Das Kunsthaus Zofingen hat sich seit dem Amtsantritt von Claudia Waldner als Kuratorin durch mehrere, spannende Themenausstellungen hervorgetan. Ich erinnere an „Nulla dies sine linea“ vor einem Jahr. Ist „Geteilter Raum“ ein Thema? Nein, und doch ein interessanter, weil selten durchdachter Ansatz. Die Bandbreite der Interpretation ist gross.

Sie kann heissen: „Geteilter Raum“ zeigt Werke von zwei Kunstschaffenden, die nacheinander im selben Raum in der alten Papiermühle in der Benkener Klus in Küttigen gearbeitet haben respektive heute ihr Werke da realisieren. „Geteilter Raum“ kann man aber auch dahingehend interpretieren, dass jeder Raum, in dem Menschen gelebt haben oder tätig waren, eine spürbare Geschichte hat, weil wir mit unserem Sein und unserem Tun unablässig Energien freisetzen, die sich … in unendlich kleineren als homöopathischen Dosen…. einschreiben respektive sich durch neu Hinzukommendes wandeln. Wir kennen das Phänomen: In gewissen Räumen ist es uns wohl, in anderen nicht, ohne dass wir das erklären könnten und wahrscheinlich hat das Gefühl ebenso mit uns selbst wie mit den ortsspezifischen Energien zu tun. Ich glaube an die energetische Kraft von Geschichte und Raum. Da aber dieser Ansatz in der esoterischen Welle der 1970er/80er-Jahre missbraucht wurde, muss man – nicht weniger fasziniert vom Gedanken – vorsichtig damit umgehen.

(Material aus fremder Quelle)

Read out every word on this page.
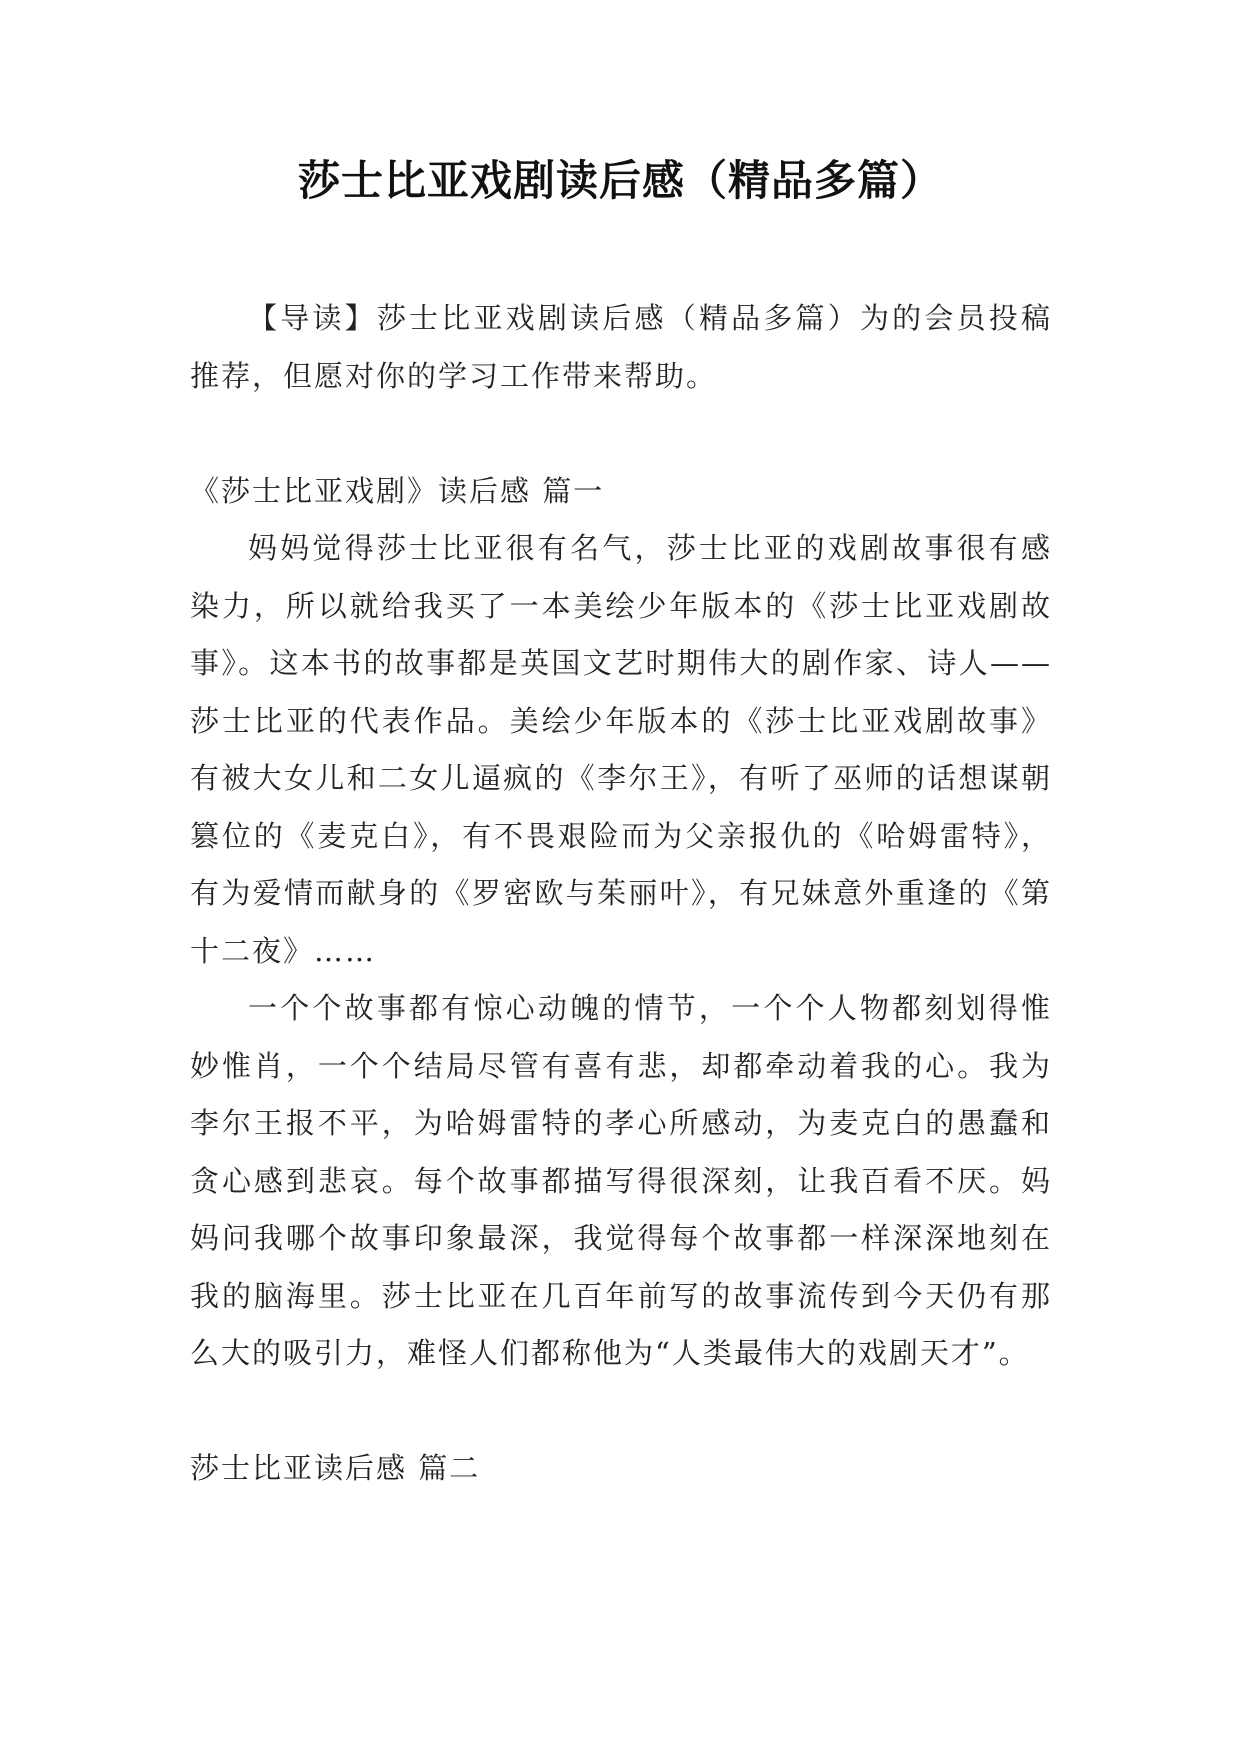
莎士比亚戏剧读后感（精品多篇）

【导读】莎士比亚戏剧读后感（精品多篇）为的会员投稿推荐，但愿对你的学习工作带来帮助。

《莎士比亚戏剧》读后感 篇一

妈妈觉得莎士比亚很有名气，莎士比亚的戏剧故事很有感染力，所以就给我买了一本美绘少年版本的《莎士比亚戏剧故事》。这本书的故事都是英国文艺时期伟大的剧作家、诗人——莎士比亚的代表作品。美绘少年版本的《莎士比亚戏剧故事》有被大女儿和二女儿逼疯的《李尔王》，有听了巫师的话想谋朝篡位的《麦克白》，有不畏艰险而为父亲报仇的《哈姆雷特》，有为爱情而献身的《罗密欧与茱丽叶》，有兄妹意外重逢的《第十二夜》……

一个个故事都有惊心动魄的情节，一个个人物都刻划得惟妙惟肖，一个个结局尽管有喜有悲，却都牵动着我的心。我为李尔王报不平，为哈姆雷特的孝心所感动，为麦克白的愚蠢和贪心感到悲哀。每个故事都描写得很深刻，让我百看不厌。妈妈问我哪个故事印象最深，我觉得每个故事都一样深深地刻在我的脑海里。莎士比亚在几百年前写的故事流传到今天仍有那么大的吸引力，难怪人们都称他为“人类最伟大的戏剧天才”。

莎士比亚读后感 篇二
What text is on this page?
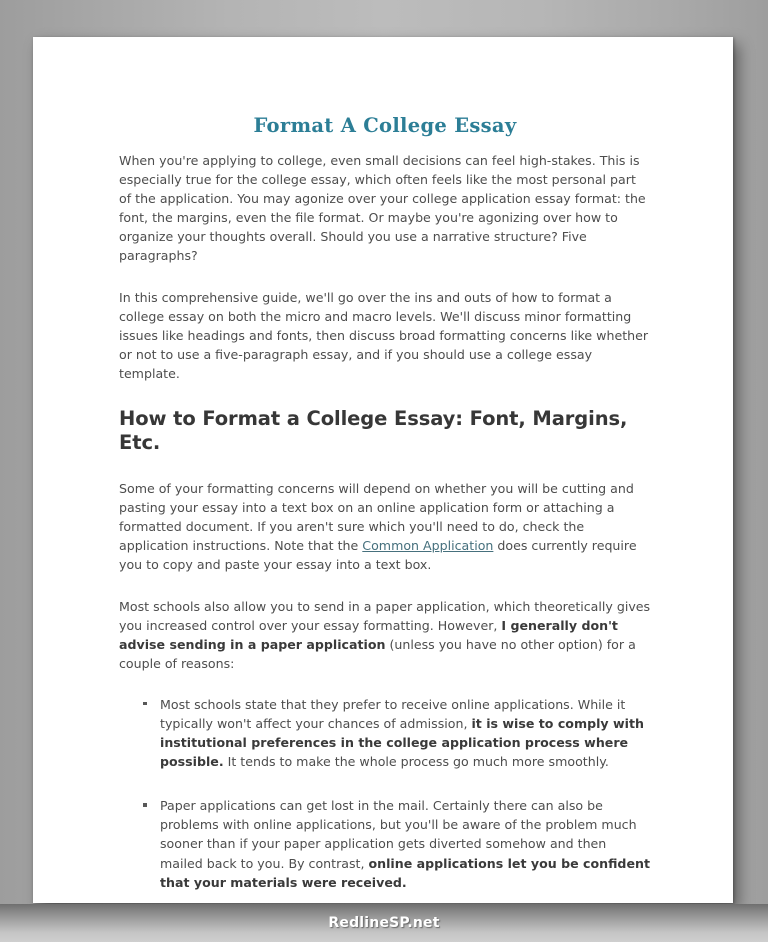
Format A College Essay

When you're applying to college, even small decisions can feel high-stakes. This is especially true for the college essay, which often feels like the most personal part of the application. You may agonize over your college application essay format: the font, the margins, even the file format. Or maybe you're agonizing over how to organize your thoughts overall. Should you use a narrative structure? Five paragraphs?

In this comprehensive guide, we'll go over the ins and outs of how to format a college essay on both the micro and macro levels. We'll discuss minor formatting issues like headings and fonts, then discuss broad formatting concerns like whether or not to use a five-paragraph essay, and if you should use a college essay template.

How to Format a College Essay: Font, Margins, Etc.

Some of your formatting concerns will depend on whether you will be cutting and pasting your essay into a text box on an online application form or attaching a formatted document. If you aren't sure which you'll need to do, check the application instructions. Note that the Common Application does currently require you to copy and paste your essay into a text box.

Most schools also allow you to send in a paper application, which theoretically gives you increased control over your essay formatting. However, I generally don't advise sending in a paper application (unless you have no other option) for a couple of reasons:

Most schools state that they prefer to receive online applications. While it typically won't affect your chances of admission, it is wise to comply with institutional preferences in the college application process where possible. It tends to make the whole process go much more smoothly.
Paper applications can get lost in the mail. Certainly there can also be problems with online applications, but you'll be aware of the problem much sooner than if your paper application gets diverted somehow and then mailed back to you. By contrast, online applications let you be confident that your materials were received.
RedlineSP.net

Es geht in dieser Ausstellung nicht um eine spirituelle Konstruktion von Gemeinsamkeiten.

Und doch: Denn da gibt es noch einen dritten, einen biographischen Ansatz, also quasi einen äusseren Teil, der sich mit dem inneren verwebt. Zusammen ergeben sie die Dreiheit, welche den „Geteilten Raum“ umschreibt.

Lisa Stauffer war schon in den 1970er-Jahren, als sie an der Bachstrasse in Aarau lebte, mit den Eltern von Lorenz Schmid befreundet. Und so kommt es, dass die Besuche beim Künstlerpaar Knecht/Stauffer in Zofingen in der zweiten Hälfte der 1980er-Jahre zu den ganz frühen, prägenden Erinnerungen von Lorenz Schmid gehören; der Geschmack der Farben im Atelier, die Fäden im Webstuhl. Und das intensivierte sich erst recht ab 1988 als Lisa Stauffer in die Benkener Klus zog und da bis 2008 den grössten Teil der hier und heute zu sehenden Webereien schuf und überdies auch da wohnte.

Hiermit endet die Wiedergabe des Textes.